The little company I worked for had maybe a few tens of millions in budget, but the government has trillions. Think about what you can do if you put trillions of dollars on any given task.

and yes, my mechanism, though I can't really say it's mine because I developed it for another company, is the shiznit...

14 minutes ago, 01001001 wrote

...

and yes, my mechanism, though I can't really say it's mine because I developed it for another company, is the shiznit...

*your* mechanism? I thought Beer was the inventor. Or are you talking about something else?

Wait a second, what mechanism? When did you talk about it? This sounds like a plot hole...

12 hours ago, 01001001 wrote

something else entirely

"Hey, everybody, look at me!!!!"

14 hours ago, 01001001 wrote

Is your cryptography good enough to beat that? They're decrypting SSH transport in real time on a national basis. (again, they can do that because it's published and used as a standard)

If I'm reading this right, then this amazing password security thingy of yours is just using security through obscurity (you seem to believe it's somehow more secure because no one knows how the passwords are encrypted).

Could you tell me what company this was developed for, so I know never to give them any of my passwords?

17 hours ago, 01001001 wrote

*snip*

If I put up a Visio or UML diagram detailing the technology and how it works, even if it is in fact unbreakable not through obfuscation.... How much would that technology be worth in dollar value after the posting?

zero maybe?

Even posting it to the USPTO would be a mistake, because somebody would just make a variant.

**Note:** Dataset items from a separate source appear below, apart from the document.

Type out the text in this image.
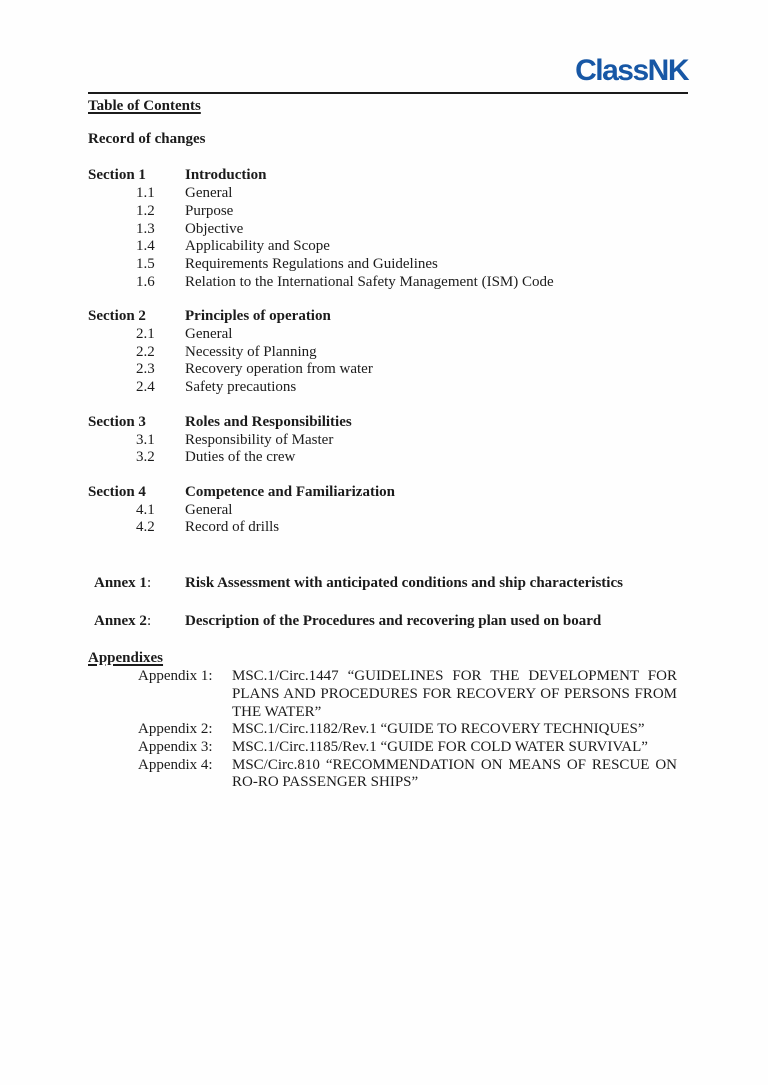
ClassNK
Table of Contents
Record of changes
Section 1	Introduction
1.1	General
1.2	Purpose
1.3	Objective
1.4	Applicability and Scope
1.5	Requirements Regulations and Guidelines
1.6	Relation to the International Safety Management (ISM) Code
Section 2	Principles of operation
2.1	General
2.2	Necessity of Planning
2.3	Recovery operation from water
2.4	Safety precautions
Section 3	Roles and Responsibilities
3.1	Responsibility of Master
3.2	Duties of the crew
Section 4	Competence and Familiarization
4.1	General
4.2	Record of drills
Annex 1:	Risk Assessment with anticipated conditions and ship characteristics
Annex 2:	Description of the Procedures and recovering plan used on board
Appendixes
Appendix 1:	MSC.1/Circ.1447 “GUIDELINES FOR THE DEVELOPMENT FOR PLANS AND PROCEDURES FOR RECOVERY OF PERSONS FROM THE WATER”
Appendix 2:	MSC.1/Circ.1182/Rev.1 “GUIDE TO RECOVERY TECHNIQUES”
Appendix 3:	MSC.1/Circ.1185/Rev.1 “GUIDE FOR COLD WATER SURVIVAL”
Appendix 4:	MSC/Circ.810 “RECOMMENDATION ON MEANS OF RESCUE ON RO-RO PASSENGER SHIPS”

Remember all those CD/DVD game protection schemes from Eastern Europe way back when that made people in Poland and other block countries overnight millionaires?

How much would anything be worth if you explained it to people, even if the technology is 100% sound?

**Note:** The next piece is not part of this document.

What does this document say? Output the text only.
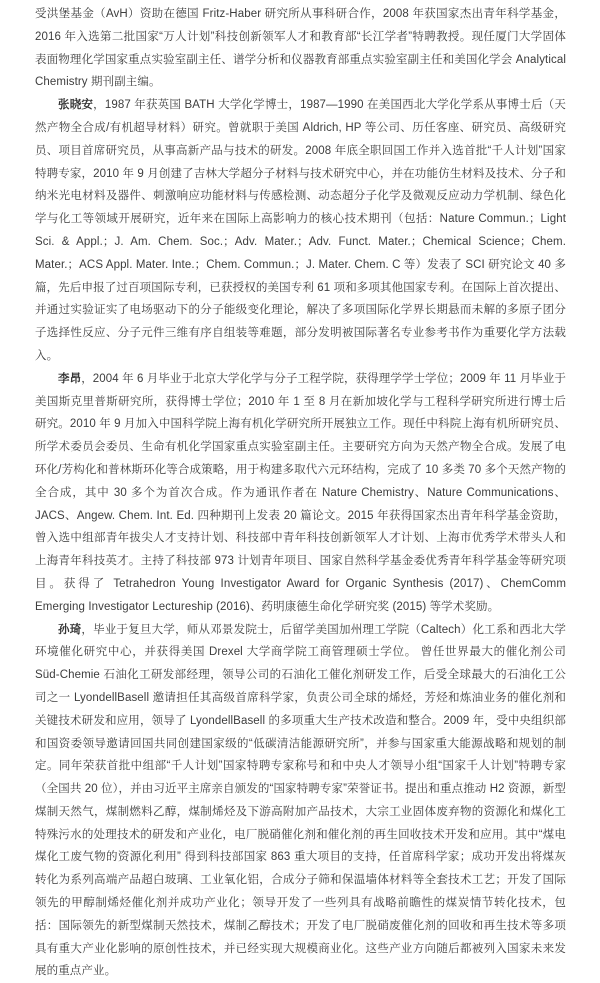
受洪堡基金（AvH）资助在德国 Fritz-Haber 研究所从事科研合作，2008 年获国家杰出青年科学基金，2016 年入选第二批国家“万人计划”科技创新领军人才和教育部“长江学者”特聘教授。现任厦门大学固体表面物理化学国家重点实验室副主任、谱学分析和仪器教育部重点实验室副主任和美国化学会 Analytical Chemistry 期刊副主编。

张晓安，1987 年获英国 BATH 大学化学博士，1987—1990 在美国西北大学化学系从事博士后（天然产物全合成/有机超导材料）研究。曾就职于美国 Aldrich, HP 等公司、历任客座、研究员、高级研究员、项目首席研究员，从事高新产品与技术的研发。2008 年底全职回国工作并入选首批“千人计划”国家特聘专家，2010 年 9 月创建了吉林大学超分子材料与技术研究中心，并在功能仿生材料及技术、分子和纳米光电材料及器件、刺激响应功能材料与传感检测、动态超分子化学及微观反应动力学机制、绿色化学与化工等领域开展研究，近年来在国际上高影响力的核心技术期刊（包括：Nature Commun.；Light Sci. & Appl.；J. Am. Chem. Soc.；Adv. Mater.；Adv. Funct. Mater.；Chemical Science；Chem. Mater.；ACS Appl. Mater. Inte.；Chem. Commun.；J. Mater. Chem. C 等）发表了 SCI 研究论文 40 多篇，先后申报了过百项国际专利，已获授权的美国专利 61 项和多项其他国家专利。在国际上首次提出、并通过实验证实了电场驱动下的分子能级变化理论，解决了多项国际化学界长期悬而未解的多原子团分子选择性反应、分子元件三维有序自组装等难题，部分发明被国际著名专业参考书作为重要化学方法载入。

李昂，2004 年 6 月毕业于北京大学化学与分子工程学院，获得理学学士学位；2009 年 11 月毕业于美国斯克里普斯研究所，获得博士学位；2010 年 1 至 8 月在新加坡化学与工程科学研究所进行博士后研究。2010 年 9 月加入中国科学院上海有机化学研究所开展独立工作。现任中科院上海有机所研究员、所学术委员会委员、生命有机化学国家重点实验室副主任。主要研究方向为天然产物全合成。发展了电环化/芳构化和普林斯环化等合成策略，用于构建多取代六元环结构，完成了 10 多类 70 多个天然产物的全合成，其中 30 多个为首次合成。作为通讯作者在 Nature Chemistry、Nature Communications、JACS、Angew. Chem. Int. Ed. 四种期刊上发表 20 篇论文。2015 年获得国家杰出青年科学基金资助，曾入选中组部青年拔尖人才支持计划、科技部中青年科技创新领军人才计划、上海市优秀学术带头人和上海青年科技英才。主持了科技部 973 计划青年项目、国家自然科学基金委优秀青年科学基金等研究项目。获得了 Tetrahedron Young Investigator Award for Organic Synthesis (2017)、ChemComm Emerging Investigator Lectureship (2016)、药明康德生命化学研究奖 (2015) 等学术奖励。

孙琦，毕业于复旦大学，师从邓景发院士，后留学美国加州理工学院（Caltech）化工系和西北大学环境催化研究中心，并获得美国 Drexel 大学商学院工商管理硕士学位。 曾任世界最大的催化剂公司 Süd-Chemie 石油化工研发部经理，领导公司的石油化工催化剂研发工作，后受全球最大的石油化工公司之一 LyondellBasell 邀请担任其高级首席科学家，负责公司全球的烯烃，芳烃和炼油业务的催化剂和关键技术研发和应用，领导了 LyondellBasell 的多项重大生产技术改造和整合。2009 年，受中央组织部和国资委领导邀请回国共同创建国家级的“低碳清洁能源研究所”，并参与国家重大能源战略和规划的制定。同年荣获首批中组部“千人计划”国家特聘专家称号和和中央人才领导小组“国家千人计划”特聘专家（全国共 20 位），并由习近平主席亲自颁发的“国家特聘专家”荣誉证书。提出和重点推动 H2 资源，新型煤制天然气，煤制燃料乙醇，煤制烯烃及下游高附加产品技术，大宗工业固体废弃物的资源化和煤化工特殊污水的处理技术的研发和产业化，电厂脱硝催化剂和催化剂的再生回收技术开发和应用。其中“煤电煤化工废气物的资源化利用” 得到科技部国家 863 重大项目的支持，任首席科学家；成功开发出将煤灰转化为系列高端产品超白玻璃、工业氧化铝，合成分子筛和保温墙体材料等全套技术工艺；开发了国际领先的甲醇制烯烃催化剂并成功产业化；领导开发了一些列具有战略前瞻性的煤炭情节转化技术，包括：国际领先的新型煤制天然技术，煤制乙醇技术；开发了电厂脱硝废催化剂的回收和再生技术等多项具有重大产业化影响的原创性技术，并已经实现大规模商业化。这些产业方向随后都被列入国家未来发展的重点产业。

How much would Goldman Sach's automated trading system be worth if a detailed technical overview was posted?

Part of it's value is the fact that it's protected and a trade secret.

 

Well show us the cash you've been making by selling this then.

2 hours ago, Sven Groot wrote

*snip*

If I'm reading this right, then this amazing password security thingy of yours is just using security through obscurity (you seem to believe it's somehow more secure because no one knows how the passwords are encrypted).

Could you tell me what company this was developed for, so I know never to give them any of my passwords?

Just what I was thinking.  Yeah, he's full of it.  At the very least, you'd have a patent application if it was worth anything.  The only unbreakable schemes out there, in theory, are based on quantum cryptography.

18 hours ago, 01001001 wrote

*snip*

If I put up a Visio or UML diagram detailing the technology and how it works, even if it is in fact unbreakable not through obfuscation.... 

I think that is possibly the most outlandish claim I've ever read on the internet, and that's after reading a post from someone who claims he was punched in the neck by Jesus.

Unbreakable? 

Are you quite sure you wouldn't like to retract that?

11 minutes ago, Ray7 wrote

*snip*

I think that is possibly the most outlandish claim I've ever read on the internet, and that's after reading a post from someone who claims he was punched in the neck by Jesus.

Unbreakable? 

Are you quite sure you wouldn't like to retract that?

It's a budhist koan:

7 hours ago, GoddersUK wrote

*snip*

Well show us the cash you've been making by selling this then.

Even that wouldn't really prove this technology is as great as he says it is, just that he's managed to dupe someone into thinking it is (of course, since he's making the whole thing up there's actually no technology or cash, I realize that).

He wants to prove that this stuff is so great (and real), he'd better show us some published, peer-reviewed scientific papers in leading cryptographic conferences or journals.